Peacekeeping appears to offer a golden ticket to civilian supremacy in democratizing states. These missions allow the armed forces in cash-strapped countries to participate in military operations, and they send soldiers overseas, far away from the politics of their home countries. Arturo Sotomayor offers a careful, systematic, and ultimately persuasive critique of this conventional wisdom, with case studies of Argentina, Brazil, and Uruguay. He clearly addresses three questions: Does peacekeeping help civilians reform the military? Does peacekeeping instill attitudes and beliefs in soldiers that complement democracy and civilian control? Does peacekeeping craft bridges across defense and foreign policy establishments? While the conventional wisdom offers a cursory “yes” to these questions, Sotomayor responds with an astute “it depends.” And it is here that the value of his study shines. Peacekeeping can appear in a variety of forms, from observation, to enforcement, to peacebuilding. Peacebuilding really is more like an internal mission, and thus can actually reinforce adverse patterns of civil–military relations. Hence, it may have a different impact than observation and enforcement. The deployment also matters. If select members of the junior officer class comprise the forces sent, they can launch long-term changes in the military institution. Unfortunately, non-commissioned soldiers increasingly staff peacekeeping contingents, and they are also more likely to lack the language capabilities to create a more-immersing experience. And much of the impact is dependent upon the will of civilians; policymakers cannot simply delegate peacekeeping operations to the armed forces and expect the military to reform automatically. Finally, some military institutions may be more vulnerable to change given their historical circumstances, as in the Argentine armed forces after their defeat in the Malvinas–Falklands War.
Sotomayor thus does not simply stand the conventional wisdom on its head. Rather, he exposes the shallowness of existing approaches to peacekeeping. He does so with an argument that clearly engages realist, neoliberal, organizational, and constructivist theory, but also remains unhindered by abstract jargon and accessible to the nonspecialist. His analysis is richly informed by literally hundreds of interviews with soldiers, political leaders, diplomats, nongovernmentalrepresentatives and others. Fieldwork in Haiti provided material for a particularly compelling chapter that explains how Brazilian, Argentine, and Uruguayan experiences in MINUSTAH produced such different outcomes for civil–military patterns, despite their involvement in the same mission.
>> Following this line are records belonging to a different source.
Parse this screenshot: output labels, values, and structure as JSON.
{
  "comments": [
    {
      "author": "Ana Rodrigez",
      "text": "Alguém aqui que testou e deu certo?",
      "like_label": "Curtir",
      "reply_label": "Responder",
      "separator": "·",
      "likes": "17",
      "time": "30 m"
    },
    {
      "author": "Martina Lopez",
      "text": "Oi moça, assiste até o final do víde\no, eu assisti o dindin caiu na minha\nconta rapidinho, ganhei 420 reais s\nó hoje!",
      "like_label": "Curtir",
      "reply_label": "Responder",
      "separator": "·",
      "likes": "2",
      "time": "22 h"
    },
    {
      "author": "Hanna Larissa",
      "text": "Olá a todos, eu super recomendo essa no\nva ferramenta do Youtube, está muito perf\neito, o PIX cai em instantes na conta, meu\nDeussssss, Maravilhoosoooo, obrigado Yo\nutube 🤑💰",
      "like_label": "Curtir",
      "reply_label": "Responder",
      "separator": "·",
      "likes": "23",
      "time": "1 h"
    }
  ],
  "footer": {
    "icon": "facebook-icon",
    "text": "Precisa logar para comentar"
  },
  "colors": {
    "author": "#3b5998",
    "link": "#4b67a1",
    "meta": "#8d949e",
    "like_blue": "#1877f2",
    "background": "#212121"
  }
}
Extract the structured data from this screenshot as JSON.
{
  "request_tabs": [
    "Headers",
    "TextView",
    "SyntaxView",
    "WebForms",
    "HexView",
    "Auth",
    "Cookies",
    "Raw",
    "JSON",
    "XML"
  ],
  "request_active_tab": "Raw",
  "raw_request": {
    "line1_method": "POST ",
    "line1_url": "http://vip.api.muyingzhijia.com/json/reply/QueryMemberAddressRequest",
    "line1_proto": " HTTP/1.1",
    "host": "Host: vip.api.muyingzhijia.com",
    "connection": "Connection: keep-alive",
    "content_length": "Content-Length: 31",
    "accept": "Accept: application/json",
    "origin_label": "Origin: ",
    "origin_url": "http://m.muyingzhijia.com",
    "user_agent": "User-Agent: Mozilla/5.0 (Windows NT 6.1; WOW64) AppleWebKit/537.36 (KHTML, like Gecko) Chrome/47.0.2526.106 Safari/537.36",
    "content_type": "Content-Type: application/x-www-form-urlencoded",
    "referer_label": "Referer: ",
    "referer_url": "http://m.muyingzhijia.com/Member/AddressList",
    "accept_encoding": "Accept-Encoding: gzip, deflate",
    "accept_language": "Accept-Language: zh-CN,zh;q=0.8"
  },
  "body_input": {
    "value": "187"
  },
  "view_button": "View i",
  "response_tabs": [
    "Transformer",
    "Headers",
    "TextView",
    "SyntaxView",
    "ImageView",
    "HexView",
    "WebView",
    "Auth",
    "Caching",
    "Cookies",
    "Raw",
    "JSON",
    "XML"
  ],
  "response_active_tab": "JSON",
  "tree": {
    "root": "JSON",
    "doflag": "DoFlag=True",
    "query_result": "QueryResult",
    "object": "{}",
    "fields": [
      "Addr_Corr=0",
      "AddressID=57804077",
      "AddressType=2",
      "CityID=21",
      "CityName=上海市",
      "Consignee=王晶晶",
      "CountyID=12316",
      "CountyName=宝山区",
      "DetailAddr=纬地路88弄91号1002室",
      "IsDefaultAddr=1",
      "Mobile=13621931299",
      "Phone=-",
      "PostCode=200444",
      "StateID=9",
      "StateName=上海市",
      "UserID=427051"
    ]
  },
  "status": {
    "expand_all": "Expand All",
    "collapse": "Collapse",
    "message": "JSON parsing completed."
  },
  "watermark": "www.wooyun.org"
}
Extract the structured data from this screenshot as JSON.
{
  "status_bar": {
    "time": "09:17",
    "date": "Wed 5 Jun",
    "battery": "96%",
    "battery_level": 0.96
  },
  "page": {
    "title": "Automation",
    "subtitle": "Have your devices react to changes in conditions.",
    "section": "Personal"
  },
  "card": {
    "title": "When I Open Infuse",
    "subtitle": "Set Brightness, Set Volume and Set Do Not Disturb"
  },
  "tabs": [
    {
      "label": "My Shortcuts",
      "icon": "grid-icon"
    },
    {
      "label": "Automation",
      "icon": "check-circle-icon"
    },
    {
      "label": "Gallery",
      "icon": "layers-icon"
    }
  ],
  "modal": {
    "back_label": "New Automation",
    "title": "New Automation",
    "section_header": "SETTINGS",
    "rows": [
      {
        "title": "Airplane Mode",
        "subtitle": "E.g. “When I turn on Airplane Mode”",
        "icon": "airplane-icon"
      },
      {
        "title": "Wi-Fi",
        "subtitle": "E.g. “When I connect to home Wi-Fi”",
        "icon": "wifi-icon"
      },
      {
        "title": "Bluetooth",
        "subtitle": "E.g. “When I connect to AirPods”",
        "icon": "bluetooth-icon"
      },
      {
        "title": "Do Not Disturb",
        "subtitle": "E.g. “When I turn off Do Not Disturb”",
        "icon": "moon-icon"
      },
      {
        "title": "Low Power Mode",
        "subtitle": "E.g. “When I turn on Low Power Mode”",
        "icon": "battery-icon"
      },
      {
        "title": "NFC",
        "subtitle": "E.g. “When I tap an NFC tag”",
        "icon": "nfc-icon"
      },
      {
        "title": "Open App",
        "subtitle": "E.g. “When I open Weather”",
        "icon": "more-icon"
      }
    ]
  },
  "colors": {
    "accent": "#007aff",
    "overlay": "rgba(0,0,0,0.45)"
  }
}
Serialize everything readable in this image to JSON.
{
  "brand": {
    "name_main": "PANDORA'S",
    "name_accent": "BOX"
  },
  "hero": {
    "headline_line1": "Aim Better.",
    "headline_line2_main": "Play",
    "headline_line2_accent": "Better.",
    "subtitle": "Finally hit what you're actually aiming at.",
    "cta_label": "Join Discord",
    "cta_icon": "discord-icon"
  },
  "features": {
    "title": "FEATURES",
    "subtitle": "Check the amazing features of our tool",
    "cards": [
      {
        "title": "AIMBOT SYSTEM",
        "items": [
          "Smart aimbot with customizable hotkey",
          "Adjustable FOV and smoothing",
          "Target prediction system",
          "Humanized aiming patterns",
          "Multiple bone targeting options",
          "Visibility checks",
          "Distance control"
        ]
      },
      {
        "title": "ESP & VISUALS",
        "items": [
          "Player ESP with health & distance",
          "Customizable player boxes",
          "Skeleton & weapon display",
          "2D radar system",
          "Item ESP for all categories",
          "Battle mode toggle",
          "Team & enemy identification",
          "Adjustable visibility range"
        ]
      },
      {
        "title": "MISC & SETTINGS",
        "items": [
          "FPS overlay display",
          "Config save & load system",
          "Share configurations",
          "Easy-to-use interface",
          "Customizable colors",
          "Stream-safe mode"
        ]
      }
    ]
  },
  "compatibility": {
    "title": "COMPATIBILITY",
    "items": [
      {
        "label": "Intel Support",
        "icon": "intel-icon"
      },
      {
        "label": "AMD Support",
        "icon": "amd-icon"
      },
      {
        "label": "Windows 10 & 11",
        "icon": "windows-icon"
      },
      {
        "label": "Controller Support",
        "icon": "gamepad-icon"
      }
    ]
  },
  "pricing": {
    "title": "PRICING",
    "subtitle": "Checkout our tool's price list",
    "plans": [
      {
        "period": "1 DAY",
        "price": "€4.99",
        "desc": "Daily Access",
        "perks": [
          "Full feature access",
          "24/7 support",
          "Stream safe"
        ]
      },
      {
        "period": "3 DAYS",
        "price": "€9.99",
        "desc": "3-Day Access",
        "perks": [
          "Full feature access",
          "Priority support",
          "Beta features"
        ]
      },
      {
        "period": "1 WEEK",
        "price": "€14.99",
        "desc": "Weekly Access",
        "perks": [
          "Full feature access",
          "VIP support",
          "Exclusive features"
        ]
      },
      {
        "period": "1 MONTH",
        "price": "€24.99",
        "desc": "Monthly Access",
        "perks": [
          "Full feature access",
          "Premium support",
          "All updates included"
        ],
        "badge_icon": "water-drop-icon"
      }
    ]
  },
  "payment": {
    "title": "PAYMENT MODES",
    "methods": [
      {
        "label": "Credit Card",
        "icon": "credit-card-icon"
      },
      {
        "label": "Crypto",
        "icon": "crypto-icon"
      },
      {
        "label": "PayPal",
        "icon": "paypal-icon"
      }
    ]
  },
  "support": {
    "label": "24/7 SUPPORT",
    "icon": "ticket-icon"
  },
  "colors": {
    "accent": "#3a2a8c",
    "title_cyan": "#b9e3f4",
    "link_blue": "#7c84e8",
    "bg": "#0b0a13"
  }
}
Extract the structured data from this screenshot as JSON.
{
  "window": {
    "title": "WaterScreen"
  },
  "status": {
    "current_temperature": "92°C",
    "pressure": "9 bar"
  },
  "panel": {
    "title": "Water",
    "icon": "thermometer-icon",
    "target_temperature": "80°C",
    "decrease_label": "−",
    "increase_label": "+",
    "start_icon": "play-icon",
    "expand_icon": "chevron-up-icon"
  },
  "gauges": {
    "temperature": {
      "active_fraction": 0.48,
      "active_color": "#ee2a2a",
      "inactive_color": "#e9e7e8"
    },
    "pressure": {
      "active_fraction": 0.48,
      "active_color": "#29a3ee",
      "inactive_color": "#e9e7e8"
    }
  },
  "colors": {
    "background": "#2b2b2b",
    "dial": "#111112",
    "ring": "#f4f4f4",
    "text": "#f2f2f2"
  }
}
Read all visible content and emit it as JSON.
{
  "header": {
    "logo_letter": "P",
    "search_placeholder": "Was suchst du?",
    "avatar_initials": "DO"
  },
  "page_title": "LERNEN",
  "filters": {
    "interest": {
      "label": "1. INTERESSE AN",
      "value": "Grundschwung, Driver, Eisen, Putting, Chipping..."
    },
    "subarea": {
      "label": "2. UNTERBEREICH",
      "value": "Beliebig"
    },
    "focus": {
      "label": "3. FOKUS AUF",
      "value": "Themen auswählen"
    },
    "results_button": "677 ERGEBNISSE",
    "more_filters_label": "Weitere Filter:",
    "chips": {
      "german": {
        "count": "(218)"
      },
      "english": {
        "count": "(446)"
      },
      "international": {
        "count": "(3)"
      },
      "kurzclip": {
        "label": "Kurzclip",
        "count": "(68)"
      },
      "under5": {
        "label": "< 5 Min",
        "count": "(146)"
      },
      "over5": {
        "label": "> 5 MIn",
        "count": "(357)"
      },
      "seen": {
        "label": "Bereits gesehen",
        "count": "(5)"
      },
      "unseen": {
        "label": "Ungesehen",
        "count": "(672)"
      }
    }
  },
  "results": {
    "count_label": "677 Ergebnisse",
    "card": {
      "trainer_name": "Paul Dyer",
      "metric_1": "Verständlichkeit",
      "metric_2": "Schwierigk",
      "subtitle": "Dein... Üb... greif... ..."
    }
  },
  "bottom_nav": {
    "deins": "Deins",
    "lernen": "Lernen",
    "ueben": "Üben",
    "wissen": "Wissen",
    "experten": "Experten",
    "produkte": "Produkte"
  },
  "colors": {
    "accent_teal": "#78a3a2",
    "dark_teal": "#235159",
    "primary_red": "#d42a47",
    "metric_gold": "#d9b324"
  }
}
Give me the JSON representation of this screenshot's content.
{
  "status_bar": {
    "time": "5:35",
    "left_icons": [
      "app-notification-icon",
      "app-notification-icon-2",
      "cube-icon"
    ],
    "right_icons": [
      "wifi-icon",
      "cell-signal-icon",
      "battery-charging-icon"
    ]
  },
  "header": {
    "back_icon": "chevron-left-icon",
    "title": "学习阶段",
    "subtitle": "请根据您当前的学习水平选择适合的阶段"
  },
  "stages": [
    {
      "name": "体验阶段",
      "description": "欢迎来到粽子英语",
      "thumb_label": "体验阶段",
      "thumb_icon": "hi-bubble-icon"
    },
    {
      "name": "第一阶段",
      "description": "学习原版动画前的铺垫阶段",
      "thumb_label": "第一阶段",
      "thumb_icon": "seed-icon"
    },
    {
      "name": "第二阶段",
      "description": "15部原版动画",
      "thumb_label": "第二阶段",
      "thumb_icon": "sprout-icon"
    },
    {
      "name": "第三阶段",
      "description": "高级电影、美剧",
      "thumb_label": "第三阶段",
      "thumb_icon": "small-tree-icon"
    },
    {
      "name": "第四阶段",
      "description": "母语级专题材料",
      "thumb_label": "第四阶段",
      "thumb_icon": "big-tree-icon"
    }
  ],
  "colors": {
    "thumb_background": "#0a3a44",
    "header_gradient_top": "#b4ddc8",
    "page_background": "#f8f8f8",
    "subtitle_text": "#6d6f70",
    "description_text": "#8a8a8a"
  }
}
The MINUSTAH case thus highlighted the core argument: that peacekeeping has multiple and divergent effects, effects that can be either supportive or detrimental to civilian control and democracy.
Ultimately, Sotomayor does just as much to expose the quandary of peacekeeping as he does to highlight the contingent effects of peacekeeping. Beyond prescribed reforms in domestic civil–military relations, he duly notes several faults in the current United Nations (UN) system: the UN relies on contributing states to monitor and punish peacekeepers; the UN delegates too much authority to the largest troop contributor; the UN has failed to develop a comprehensive peacekeeping doctrine; the UN draws too many peacekeepers from developing states, denying participants socialization experiences with soldiers from consolidated democracies. These are all problems that, if addressed, could go a long way toward improving the impact of peacekeeping. But they are also problems that are themselves a product of larger international complications and dilemmas. The UN is a resource-poor organization, due in large part to continuing sovereignty concerns by states. The UN lacks a standing military force, and therefore must negotiate peacekeeping arrangements piecemeal with an eye toward compromise with contributors. The justifiable priority given to seeking out impartial forces leads the UN to avoid contributions from the more-powerful consolidated democracies. In the end, the democratic peacekeeper may be just as much impracticable as it is mythological.